Rob Salas and his wife Kim Moore-Salas talk about Tribal Indemnity, LLC and thanks business launch attendees for showing support, on January 19. (Courtesy Tribal Indemnity)
Tribal Indemnity
Rob Salas and his wife Kim Moore-Salas talk about Tribal Indemnity, LLC and thanks business launch attendees for showing support, on January 19.

Small Business to Insure, Protect Tribes

Tribal Indemnity

PHOENIX – Insurance expert, Rob Salas launched Tribal Indemnity, LLC, to serve tribal governments, tribal enterprises and 638 programs. Tribal Indemnity provides in-house, licensed and professional, insurance program management. The business operates within an innovative model and guiding principles – work directly with and for the tribes, efficiently manage costs and portfolios, dramatically reduce cost, negotiate fair cost saving agreements, and invest into the community.

The business hosted a launch event on January 19 at its office location on Central Ave and Thomas Rd. Salas brings professional, forward thinking strategies, with an augmentation of confidence for insurance management. His extensive experience in the industry, as well as his network in Indian country, afforded him the foundation and knowledge, to start his business at a very minimal cost.

Salas understands that staring a business would be a risk.

“You have to have a certain level of risk tolerance, and thankfully my wife has faith in me,” he explained. “You have to have risk tolerance, capital put aside, and belief in Indian country. I believe that if I invest my time, my effort and my energy in Indian country, this is going to work.”

Salas opened his own Famers Insurance agency in 2005 which he ran with his wife Kim until he later took another opportunity and was introduced to Alternative Risk Transfer insurance programs. “It’s like the backend of insurance,” he described. In 2013, he led the tribal unit of another firm and handled the volatilities of working with tribes and their entities.

What Salas had noticed while working with tribes was that the people, who are making the decisions, are non-native people and their scope and interest are limited to what they know.

“They are very professional and hired to do a task,” he explained. “But when they go home at the end of the day, they’re taking their kids to Boy Scouts or Cub Scouts meetings and we’re taking our kids to Morning Star [native youth leadership council meetings].”

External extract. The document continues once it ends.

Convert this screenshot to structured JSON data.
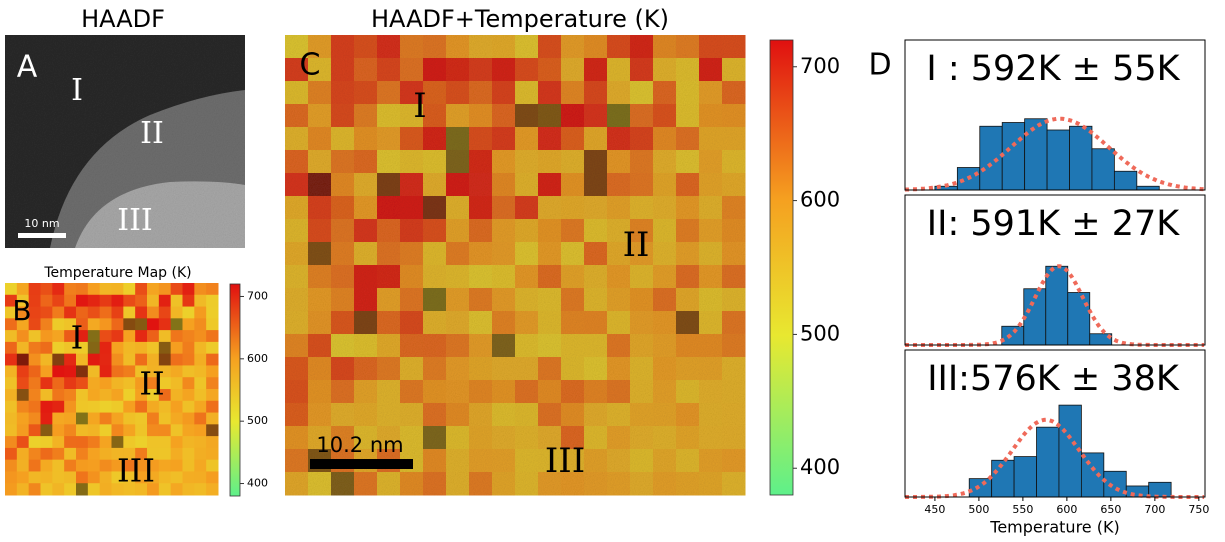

Last year, Salas had felt that it was time to put onto paper and into action the skills and ideas he has gained over a decade in the insurance industry and his understanding of tribal economic development, sustainability, succession planning, and self-determination.

“I realized this is a calling. This idea had been manifesting for about six months, to put forth an emphasis and effort of working internally for the tribes,” said Salas. “Managing the small cost piece as well as driving down the total cost of risk and assisting in placing mechanisms for training and support services for their staff and education for tribal leaders regarding decisions coming down the pipe.”

Originally from Los Angeles, California, Salas is a descendant of the Luiseno La Jolla, Band of Mission Indians. He has lived in Arizona since 1992. He and his Kim Moore-Salas have been together for 20 years. They are the proud parents of three beautiful daughters.

Their family looks forward to the success of the business and giving back to the community. They want to catch the interests of the youth the up-and-coming young native professionals coming out of the Universities and to develop partnerships between businesses and communities to create opportunities for the large youth native populations, both on and off reservations.

“What I thought about him and I venturing off on our own business was bringing community work together, showing our daughters how to work for something on their own, and then give back to the community,” Moore-Salas explained. “Morning Star brings a lot of that into what they do with other youth groups.”